Eve closed her eyes. “Tell me more.”

“My father was a cop, and he hoped I’d follow in his footsteps. Have a son on the force, you know? On the day I told him I was a US marshal … I swear he wanted to lift me in the air and shake me like a trophy. Only reason he didn’t was that I outweighed him by then. Also because my mom cried.”

Eve opened her eyes. The sky was cloudless blue. The trees were heavy with dark-green leaves, motionless in the still air. She watched the telephone poles pass. “Why did she cry?”

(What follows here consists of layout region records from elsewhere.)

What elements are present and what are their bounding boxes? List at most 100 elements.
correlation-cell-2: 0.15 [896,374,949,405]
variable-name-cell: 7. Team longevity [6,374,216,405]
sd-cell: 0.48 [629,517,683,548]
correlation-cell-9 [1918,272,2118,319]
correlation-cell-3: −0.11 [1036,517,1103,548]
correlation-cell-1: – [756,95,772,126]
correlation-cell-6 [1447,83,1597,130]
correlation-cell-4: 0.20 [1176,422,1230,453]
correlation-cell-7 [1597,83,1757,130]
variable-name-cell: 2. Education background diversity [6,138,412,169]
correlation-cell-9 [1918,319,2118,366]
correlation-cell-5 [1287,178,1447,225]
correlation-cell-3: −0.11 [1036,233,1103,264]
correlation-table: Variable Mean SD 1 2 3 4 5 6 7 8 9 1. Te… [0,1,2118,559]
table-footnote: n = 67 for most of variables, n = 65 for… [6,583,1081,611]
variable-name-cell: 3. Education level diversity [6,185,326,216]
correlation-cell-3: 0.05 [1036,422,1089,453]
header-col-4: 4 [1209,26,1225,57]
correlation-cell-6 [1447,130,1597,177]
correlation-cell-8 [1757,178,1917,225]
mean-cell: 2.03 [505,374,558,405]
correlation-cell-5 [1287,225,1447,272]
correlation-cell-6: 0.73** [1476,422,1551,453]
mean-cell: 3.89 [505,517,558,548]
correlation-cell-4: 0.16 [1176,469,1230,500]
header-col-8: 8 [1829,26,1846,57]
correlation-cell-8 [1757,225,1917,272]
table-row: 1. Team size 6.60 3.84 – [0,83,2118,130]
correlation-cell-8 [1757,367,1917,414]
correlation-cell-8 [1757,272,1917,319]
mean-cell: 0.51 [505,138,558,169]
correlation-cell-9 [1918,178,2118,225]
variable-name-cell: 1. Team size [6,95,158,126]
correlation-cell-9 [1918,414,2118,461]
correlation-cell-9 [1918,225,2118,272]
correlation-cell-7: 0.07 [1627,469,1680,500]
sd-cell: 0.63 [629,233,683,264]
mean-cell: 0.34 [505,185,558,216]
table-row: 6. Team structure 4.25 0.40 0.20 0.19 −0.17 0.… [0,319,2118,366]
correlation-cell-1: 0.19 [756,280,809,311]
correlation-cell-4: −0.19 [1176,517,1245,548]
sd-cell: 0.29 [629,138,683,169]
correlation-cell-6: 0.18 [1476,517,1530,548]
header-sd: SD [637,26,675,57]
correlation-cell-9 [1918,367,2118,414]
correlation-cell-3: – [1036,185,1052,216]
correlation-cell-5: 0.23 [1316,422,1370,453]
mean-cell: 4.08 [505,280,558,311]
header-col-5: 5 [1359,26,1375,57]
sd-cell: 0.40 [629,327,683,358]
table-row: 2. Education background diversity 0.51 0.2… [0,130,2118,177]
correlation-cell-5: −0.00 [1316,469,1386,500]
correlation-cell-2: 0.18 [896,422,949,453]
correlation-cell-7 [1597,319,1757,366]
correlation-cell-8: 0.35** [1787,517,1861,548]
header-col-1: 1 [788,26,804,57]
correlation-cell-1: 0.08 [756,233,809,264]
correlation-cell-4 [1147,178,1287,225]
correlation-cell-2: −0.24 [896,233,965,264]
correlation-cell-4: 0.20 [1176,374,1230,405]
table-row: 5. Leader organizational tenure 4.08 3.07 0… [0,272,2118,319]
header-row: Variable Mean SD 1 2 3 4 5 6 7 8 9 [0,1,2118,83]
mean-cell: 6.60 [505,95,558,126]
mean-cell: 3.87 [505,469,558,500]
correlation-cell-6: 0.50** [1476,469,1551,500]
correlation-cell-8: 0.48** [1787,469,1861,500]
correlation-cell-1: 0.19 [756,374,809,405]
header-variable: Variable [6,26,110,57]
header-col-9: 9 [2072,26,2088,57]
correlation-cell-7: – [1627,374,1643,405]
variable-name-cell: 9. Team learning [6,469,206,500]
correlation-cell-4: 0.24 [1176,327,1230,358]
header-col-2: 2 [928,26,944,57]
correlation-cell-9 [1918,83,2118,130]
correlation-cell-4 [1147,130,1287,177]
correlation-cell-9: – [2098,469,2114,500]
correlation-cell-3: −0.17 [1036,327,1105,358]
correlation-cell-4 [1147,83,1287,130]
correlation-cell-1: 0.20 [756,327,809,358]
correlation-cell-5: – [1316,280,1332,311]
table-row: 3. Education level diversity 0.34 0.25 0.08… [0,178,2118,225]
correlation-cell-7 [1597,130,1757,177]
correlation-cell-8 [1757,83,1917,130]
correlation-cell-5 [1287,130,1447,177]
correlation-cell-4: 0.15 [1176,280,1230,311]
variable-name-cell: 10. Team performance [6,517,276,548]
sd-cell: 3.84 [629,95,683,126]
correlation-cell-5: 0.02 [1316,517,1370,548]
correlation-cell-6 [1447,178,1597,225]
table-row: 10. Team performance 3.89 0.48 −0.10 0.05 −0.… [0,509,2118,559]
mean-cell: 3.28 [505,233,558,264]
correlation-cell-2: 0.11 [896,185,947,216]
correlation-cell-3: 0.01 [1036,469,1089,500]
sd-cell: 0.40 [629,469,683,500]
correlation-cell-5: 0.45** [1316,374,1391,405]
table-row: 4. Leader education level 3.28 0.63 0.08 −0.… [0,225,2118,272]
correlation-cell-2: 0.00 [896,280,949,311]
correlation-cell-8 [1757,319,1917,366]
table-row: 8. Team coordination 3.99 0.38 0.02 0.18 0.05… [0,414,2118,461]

“She didn’t want me to be in any kind of law enforcement. She wanted me to be something safe like a veterinarian, even though I’m not good with animals. Hate cats. Okay with dogs. Don’t see the point of goldfish.”

“What happened?”

He shrugged. “Five years in, I was recruited for WitSec. Two years after that, a routine case proved to be anything but routine, and I came to the attention of the paranormal division. Para-WitSec is always looking for new agents. Since this is the only known nonmagical world, we are in high demand as a safe haven for witnesses of magical crimes. I was immediately assigned to multiple cases. All of it was classified, but I always wished I could have told her. As it was … she didn’t understand that my job is to keep other people safe. I’m doing what she—what both of them—taught me, what feels right and natural.”

Malcolm parked the car in front of the drab yellow house. She watched him get out, check the area, and then open her door. She stepped onto the sidewalk next to him.